Belirsizlikler, belirsizlikler…

Üniversite yönetimlerinin bunların altından kalkabilmeleri kolay olmayacak…

Bir de “özel üniversiteler” var…

Düşündükçe başka başka şeyler çıkar bu meselelerden!..

Bu işlerde standardın olması lâzım, bu sürecin yükü öğrencilere “eşit” olarak paylaştırılmalı, farklı üniversitelerin farklı kararlarından dolayı “ilâve” mağduriyetler söz konusu olmamalı.

SAĞLIK PERSONELİNDEN MEKTUP

Geçen hafta yayınlayacaktım, araya bir dolu mesele girdi, bugüne kaldı.

‘Sağlık Personeli’nden gelen mektubu ilgililerin dikkatlerine arz edeyim:

Biz bir grup Sağlık personeliyiz.

Ülkemizin şu an içinde bulunduğu bu zorlu süreçte biz sağlık çalışanları olarak her

zamanki özveri ve gayretimizle işimize dört elle sarılıp çalışmaktayız.

Bu sıkıntılı süreçte bizim moral motivasyonumuzun yüksek tutulması gerekmekte olduğunu düşünmekteyiz.19 Nisan 2020 yapılması planlanan Sağlık Bakanlığı Unvan Değişikliği Sınavı ileri bir tarihe ertelenmiş bulunmaktadır.

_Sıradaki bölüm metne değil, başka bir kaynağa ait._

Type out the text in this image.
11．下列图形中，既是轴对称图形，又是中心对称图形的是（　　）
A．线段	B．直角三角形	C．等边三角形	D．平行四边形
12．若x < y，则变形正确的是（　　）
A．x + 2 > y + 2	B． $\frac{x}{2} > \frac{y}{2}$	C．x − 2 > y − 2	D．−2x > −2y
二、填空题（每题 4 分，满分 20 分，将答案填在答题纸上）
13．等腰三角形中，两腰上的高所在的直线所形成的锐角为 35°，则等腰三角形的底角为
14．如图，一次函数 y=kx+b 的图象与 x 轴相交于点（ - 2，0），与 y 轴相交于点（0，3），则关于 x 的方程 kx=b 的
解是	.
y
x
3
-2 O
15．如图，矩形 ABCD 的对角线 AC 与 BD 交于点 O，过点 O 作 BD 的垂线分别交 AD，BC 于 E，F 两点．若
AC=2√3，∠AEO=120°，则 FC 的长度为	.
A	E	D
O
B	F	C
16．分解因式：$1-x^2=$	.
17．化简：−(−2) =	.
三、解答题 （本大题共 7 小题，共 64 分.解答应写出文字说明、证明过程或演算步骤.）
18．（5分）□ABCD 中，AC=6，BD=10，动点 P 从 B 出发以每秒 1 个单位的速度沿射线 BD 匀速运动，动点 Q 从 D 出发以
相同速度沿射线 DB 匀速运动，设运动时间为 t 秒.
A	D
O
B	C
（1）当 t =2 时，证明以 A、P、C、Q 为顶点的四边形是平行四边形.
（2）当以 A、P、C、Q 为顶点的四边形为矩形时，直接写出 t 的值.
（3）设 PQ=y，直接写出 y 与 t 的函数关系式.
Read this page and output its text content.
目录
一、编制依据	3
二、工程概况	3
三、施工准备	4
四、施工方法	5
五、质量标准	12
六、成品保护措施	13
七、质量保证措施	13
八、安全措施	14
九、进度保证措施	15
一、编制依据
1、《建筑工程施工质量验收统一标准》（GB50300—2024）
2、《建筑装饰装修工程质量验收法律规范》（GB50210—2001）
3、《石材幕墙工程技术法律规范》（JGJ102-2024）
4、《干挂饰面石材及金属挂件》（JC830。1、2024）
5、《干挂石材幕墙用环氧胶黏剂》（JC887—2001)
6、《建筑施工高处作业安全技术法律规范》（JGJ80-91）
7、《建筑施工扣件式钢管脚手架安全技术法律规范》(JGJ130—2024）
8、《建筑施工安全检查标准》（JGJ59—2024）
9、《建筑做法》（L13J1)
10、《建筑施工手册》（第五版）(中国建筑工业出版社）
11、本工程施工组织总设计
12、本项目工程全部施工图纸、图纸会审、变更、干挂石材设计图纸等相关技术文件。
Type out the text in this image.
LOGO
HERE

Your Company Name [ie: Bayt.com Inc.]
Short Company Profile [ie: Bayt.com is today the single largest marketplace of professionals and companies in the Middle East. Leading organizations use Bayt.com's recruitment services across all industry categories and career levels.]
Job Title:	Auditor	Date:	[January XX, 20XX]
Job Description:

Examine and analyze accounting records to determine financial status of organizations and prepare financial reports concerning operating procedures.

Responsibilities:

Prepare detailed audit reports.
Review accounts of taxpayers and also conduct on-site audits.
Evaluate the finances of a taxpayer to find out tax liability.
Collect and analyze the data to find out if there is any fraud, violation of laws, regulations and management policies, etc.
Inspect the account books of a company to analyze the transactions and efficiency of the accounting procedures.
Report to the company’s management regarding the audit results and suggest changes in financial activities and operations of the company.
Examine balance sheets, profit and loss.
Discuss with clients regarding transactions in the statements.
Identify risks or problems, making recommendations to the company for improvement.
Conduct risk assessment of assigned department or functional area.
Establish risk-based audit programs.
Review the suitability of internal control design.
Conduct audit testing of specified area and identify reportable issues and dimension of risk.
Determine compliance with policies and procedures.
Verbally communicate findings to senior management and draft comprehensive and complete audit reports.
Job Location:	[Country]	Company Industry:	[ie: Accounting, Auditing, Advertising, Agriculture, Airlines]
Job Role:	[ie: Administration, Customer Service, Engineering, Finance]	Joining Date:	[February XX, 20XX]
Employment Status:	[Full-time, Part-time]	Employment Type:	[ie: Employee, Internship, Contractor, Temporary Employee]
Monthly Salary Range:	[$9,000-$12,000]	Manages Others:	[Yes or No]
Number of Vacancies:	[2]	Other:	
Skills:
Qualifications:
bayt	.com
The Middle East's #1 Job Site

Siz devlet büyüklerimizden ülkemizin bulunduğu bu salgın sürecinde sağlık personellerin azimlerinin kırılmaması için 1 defaya mahsus yazılı sınavın geçmişte bazı Bakanlıklar’da da (Milli Eğitim Bakanlığı) uygulandığı gibi kaldırılarak sınav için başvuruda bulunmuş personellerin talep ettikleri kadrolara geçmelerini talep etmekteyiz. Sağlık Bakanlığı personelleri olarak bize vereceğiniz müjdeli haberi beklemekte şükranlarımızı sunmaktayız. Saygılarımızla.”